My friend has recently started using the SimpleBoots, and thinks they are great. There must be some other users locally, as I've several times come across bootprints while hiking (some miles from trailheads).


----------



## franknbeans (Jun 7, 2007)

Well, I don't have them, but started looking into them recently. I was all about getting the Easyboot Gloves, after reading some great reviews on another post here. But, my BO and anoother friend had seen the Cavallos, and read very good reviews on them. I had heard they wear pretty quickly, and for the price, they shouldn't! So, after looking to see what the warranty was, and finding NOTHING, I called the company-twice, lefft messages.......no returned call. If they cannot even call back when they don't even HAVE my $$ yet, what will it be like when they do? Think I will stick to the Easyboots, altho I do understand they can be difficult to fit properly.


----------



## Painted Horse (Dec 29, 2006)

I've used the regular easyboot. The Epics, The Bares, and now the Gloves.

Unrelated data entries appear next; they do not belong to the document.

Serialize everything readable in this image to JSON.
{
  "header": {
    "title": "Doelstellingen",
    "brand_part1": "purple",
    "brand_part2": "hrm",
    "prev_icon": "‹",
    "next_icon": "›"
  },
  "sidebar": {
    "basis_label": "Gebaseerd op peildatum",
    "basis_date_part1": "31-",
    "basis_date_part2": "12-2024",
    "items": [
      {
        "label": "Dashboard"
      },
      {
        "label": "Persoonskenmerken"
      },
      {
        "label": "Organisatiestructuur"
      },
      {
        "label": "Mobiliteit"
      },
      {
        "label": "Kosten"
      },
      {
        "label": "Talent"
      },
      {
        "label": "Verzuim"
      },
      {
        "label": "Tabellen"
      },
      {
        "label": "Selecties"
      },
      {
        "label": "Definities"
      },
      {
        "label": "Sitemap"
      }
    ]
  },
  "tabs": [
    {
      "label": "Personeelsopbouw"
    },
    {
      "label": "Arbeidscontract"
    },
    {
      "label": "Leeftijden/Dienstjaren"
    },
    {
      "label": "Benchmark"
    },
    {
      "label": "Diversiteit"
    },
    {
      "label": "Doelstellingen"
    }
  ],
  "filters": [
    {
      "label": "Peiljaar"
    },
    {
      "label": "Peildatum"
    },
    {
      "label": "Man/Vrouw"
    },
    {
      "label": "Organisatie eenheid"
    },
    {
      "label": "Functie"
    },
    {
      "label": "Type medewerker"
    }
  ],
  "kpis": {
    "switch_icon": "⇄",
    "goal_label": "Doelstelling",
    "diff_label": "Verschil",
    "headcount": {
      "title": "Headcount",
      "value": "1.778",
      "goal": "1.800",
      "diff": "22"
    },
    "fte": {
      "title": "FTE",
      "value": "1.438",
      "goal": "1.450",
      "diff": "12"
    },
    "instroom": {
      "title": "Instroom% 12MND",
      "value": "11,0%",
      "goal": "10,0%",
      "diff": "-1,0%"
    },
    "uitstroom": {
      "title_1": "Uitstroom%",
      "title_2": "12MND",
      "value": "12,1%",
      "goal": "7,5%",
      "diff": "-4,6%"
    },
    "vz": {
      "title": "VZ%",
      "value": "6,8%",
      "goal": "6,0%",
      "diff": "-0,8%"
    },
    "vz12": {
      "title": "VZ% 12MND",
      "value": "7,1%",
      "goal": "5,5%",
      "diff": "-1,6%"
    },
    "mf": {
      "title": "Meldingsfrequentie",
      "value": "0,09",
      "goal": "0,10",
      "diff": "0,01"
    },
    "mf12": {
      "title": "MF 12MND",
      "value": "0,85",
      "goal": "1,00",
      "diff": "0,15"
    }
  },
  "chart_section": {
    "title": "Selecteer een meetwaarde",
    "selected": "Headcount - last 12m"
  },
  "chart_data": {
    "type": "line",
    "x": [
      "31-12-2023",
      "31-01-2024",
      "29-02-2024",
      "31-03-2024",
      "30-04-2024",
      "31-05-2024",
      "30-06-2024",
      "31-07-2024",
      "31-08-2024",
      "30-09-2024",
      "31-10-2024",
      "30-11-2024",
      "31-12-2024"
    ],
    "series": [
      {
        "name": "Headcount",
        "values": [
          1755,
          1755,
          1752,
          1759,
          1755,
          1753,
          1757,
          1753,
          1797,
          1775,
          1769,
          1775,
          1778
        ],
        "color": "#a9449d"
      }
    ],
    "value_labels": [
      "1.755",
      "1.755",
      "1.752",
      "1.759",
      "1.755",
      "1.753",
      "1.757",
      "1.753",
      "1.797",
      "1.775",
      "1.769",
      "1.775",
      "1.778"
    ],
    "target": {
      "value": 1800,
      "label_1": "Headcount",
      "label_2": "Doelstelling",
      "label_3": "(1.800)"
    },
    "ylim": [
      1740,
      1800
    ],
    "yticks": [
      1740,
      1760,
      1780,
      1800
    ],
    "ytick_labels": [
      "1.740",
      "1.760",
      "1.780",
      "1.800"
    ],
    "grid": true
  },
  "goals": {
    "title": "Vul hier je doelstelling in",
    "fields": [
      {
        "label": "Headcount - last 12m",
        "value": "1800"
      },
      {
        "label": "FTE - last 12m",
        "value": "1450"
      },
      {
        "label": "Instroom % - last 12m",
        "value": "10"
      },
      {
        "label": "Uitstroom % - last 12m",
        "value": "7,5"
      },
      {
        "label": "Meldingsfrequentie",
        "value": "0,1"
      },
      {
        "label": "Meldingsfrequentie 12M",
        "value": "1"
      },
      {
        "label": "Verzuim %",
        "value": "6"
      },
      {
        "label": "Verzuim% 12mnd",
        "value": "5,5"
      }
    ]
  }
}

I've tore off buckles, broke cables, broke bungies, and tore gaiters If you are going to ride in mountains, You will need to occassionally repair these boots.

I found the gloves are the easiest to put on. They stay on pretty well. But I still lose a boot occassional at a canter or gallop. Especially if there is any twisting or turning involved. 

I don't ride in arenas. So I can't speak for that kind if riding. I try not to use them any more than I have to. But sometimes 2-3 days in the rocks require some boots.


----------



## haviris (Sep 16, 2009)

Thanks for all the feedback! Very helpful, I was actually leaning towards the Easyboot Epics, but will look into the Gloves to. I will be using them ALOT!

What is the EasyCare's website?


----------



## SavvyHill (Jun 29, 2010)

My trainer uses Easycare Easyboots. They're really simply fit and put on. She only uses them when horses have lost a shoe or when their hooves are cracked.


----------



## Painted Horse (Dec 29, 2006)

Just google it, EasyCare has a good website with lots of info on it. They send out a monthly newsletter also.

Just remember that most of the boots are really tough to get on the first few times. But after the horse has worn them and stretch them out, they get much easier. And you learn how to put them on and take them off. Gloves are the exception, They are much easier to put. Even the first time.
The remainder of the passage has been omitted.